Effect of ESH4 and ESH8 on fVIII binding to thrombin-stimulated platelets. (A) fVIII-fluor was incubated with ESH8 for 1 hour on ice prior to mixing with platelets stimulated by thrombin as noted in Figure 1C description. The fVIII-fluor/antibody mix was added at a final fVIII concentration of 8 nM and allowed to bind for 10 minutes prior to dilution and reading. ESH8 decreased bound fVIII by ∼50%. (B) The same procedure was followed using ESH4. ESH4 inhibited ∼80% of fVIII binding. (C) ESH8 or ESH4, 10 µg/mL, was mixed with fVIII for 60 minutes prior to mixing with platelets (1 × 10⁸/mL), factor IXa, factor X, Ca⁺⁺, and thrombin. ESH8 inhibited 84% and ESH4 inhibited 78% of activity, respectively.
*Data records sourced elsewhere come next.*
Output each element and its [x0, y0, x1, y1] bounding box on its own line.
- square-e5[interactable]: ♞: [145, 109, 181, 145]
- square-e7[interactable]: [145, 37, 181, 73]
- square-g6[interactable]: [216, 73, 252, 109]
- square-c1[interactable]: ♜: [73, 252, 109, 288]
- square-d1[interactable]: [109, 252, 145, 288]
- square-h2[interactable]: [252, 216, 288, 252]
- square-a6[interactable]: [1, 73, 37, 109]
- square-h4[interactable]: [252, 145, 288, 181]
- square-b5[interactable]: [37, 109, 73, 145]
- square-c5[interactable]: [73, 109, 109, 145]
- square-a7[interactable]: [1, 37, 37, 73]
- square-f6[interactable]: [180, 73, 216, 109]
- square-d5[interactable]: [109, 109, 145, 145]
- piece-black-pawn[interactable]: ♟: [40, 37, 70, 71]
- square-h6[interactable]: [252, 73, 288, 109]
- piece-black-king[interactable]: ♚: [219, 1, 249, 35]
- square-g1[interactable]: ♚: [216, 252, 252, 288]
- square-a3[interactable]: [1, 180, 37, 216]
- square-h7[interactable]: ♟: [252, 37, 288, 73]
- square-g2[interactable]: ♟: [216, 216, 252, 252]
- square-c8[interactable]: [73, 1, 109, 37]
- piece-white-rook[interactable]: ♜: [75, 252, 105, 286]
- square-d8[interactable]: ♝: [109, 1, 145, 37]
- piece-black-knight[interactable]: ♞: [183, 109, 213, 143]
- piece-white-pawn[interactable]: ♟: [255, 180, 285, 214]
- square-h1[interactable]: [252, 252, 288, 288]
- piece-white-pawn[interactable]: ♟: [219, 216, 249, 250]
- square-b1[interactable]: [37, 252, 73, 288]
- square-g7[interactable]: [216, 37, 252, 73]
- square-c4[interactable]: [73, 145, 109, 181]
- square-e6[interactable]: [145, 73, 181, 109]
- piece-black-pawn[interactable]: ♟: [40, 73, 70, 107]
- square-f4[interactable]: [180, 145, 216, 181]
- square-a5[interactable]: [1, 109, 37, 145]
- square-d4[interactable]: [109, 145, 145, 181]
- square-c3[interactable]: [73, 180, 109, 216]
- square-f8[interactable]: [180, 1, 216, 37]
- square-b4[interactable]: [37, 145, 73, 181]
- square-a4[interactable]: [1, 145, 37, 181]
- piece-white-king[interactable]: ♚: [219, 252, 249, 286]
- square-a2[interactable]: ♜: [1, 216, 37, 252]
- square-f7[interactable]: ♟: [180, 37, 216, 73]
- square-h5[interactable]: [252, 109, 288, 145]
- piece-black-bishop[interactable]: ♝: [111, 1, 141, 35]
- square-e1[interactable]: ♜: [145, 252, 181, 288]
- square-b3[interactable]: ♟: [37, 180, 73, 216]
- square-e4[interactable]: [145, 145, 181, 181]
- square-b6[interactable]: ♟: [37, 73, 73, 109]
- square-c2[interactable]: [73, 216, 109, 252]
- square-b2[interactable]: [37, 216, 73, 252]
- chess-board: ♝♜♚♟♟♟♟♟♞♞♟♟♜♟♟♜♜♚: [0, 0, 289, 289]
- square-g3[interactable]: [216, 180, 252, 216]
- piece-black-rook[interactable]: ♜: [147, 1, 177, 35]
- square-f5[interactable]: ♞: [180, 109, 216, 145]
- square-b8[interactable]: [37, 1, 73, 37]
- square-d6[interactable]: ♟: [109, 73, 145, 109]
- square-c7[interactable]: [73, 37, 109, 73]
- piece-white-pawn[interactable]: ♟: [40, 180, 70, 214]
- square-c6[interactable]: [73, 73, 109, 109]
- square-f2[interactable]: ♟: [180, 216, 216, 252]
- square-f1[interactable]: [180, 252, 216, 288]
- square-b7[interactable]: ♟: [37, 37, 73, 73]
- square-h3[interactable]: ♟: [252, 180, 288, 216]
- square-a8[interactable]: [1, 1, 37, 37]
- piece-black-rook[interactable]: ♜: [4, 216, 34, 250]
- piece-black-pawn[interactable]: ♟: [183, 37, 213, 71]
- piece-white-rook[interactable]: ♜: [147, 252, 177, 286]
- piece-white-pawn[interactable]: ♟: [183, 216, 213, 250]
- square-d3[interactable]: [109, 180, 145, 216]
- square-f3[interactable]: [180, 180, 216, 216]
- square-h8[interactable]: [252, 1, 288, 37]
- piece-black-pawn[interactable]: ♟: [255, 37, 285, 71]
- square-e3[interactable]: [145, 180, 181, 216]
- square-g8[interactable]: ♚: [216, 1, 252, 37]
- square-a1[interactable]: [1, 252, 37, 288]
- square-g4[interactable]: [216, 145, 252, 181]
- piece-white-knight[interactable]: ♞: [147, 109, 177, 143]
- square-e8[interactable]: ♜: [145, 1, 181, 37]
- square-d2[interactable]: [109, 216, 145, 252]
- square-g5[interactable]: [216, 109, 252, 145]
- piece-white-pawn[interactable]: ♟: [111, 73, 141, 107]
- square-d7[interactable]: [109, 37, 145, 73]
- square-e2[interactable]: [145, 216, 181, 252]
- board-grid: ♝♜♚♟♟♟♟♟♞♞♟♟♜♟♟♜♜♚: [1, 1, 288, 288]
To obtain average aggregate values, factor Xase activity was normalized to the value in the absence of ESH4 or ESH8 for each experiment. All data are corrected for the signal obtained from unstimulated platelets and normalized to facilitate comparison. Results are mean ± SEM for 3 experiments (A) and 4 experiments (B). (C) Mean ± SEM from 4 experiments, each performed in duplicate.

Figure 7

Effect of ESH4 and ESH8 on platelet-supported activity of fVIII. (A) Inhibition of 1 unit/mL fVIII activity by ESH4 and ESH8 was evaluated against an fVIII concentration curve in reconstituted platelet-rich plasma. Clotting was initiated by the simultaneous addition of factor XIa, thrombin receptor activation peptides, and Ca⁺⁺. A log-linear plot demonstrates sensitivity to fVIII. ESH4 or ESH8 was incubated with fVIII in the presence of 10% fVIII-deficient plasma for 1 hour prior to mixing with additional fVIII-deficient plasma and initiation of clotting. ESH4 inhibited activity to a greater extent than ESH8. Results are mean ± SEM for triplicates, representative of 3 experiments performed in full and 5 performed with fewer fVIII concentrations. (B) Bar graph comparing residual fVIII activity in various plasma-based activities. aPTT and chromogenic assay results represents mean ± SEM using commercial aPTT and chromogenic reagents. Inhibition was also evaluated in reconstituted plasma and platelet-rich plasma lacking VWF (aPTT [-VWF]), (act platelet [-VWF]). Results are from 4 experiments (aPTT, chromogenic); activated platelets mean ± SD for 3 experiments, activated platelets without VWF (1 experiment). (C) Bar graph comparing residual fVIII activity in the presence of 10 µg/mL ESH8. aPTT without VWF (aPTT [-VWF]). Values on activated platelets are mean ± SEM for 2 experiments and 1 experiment for plasma lacking VWF.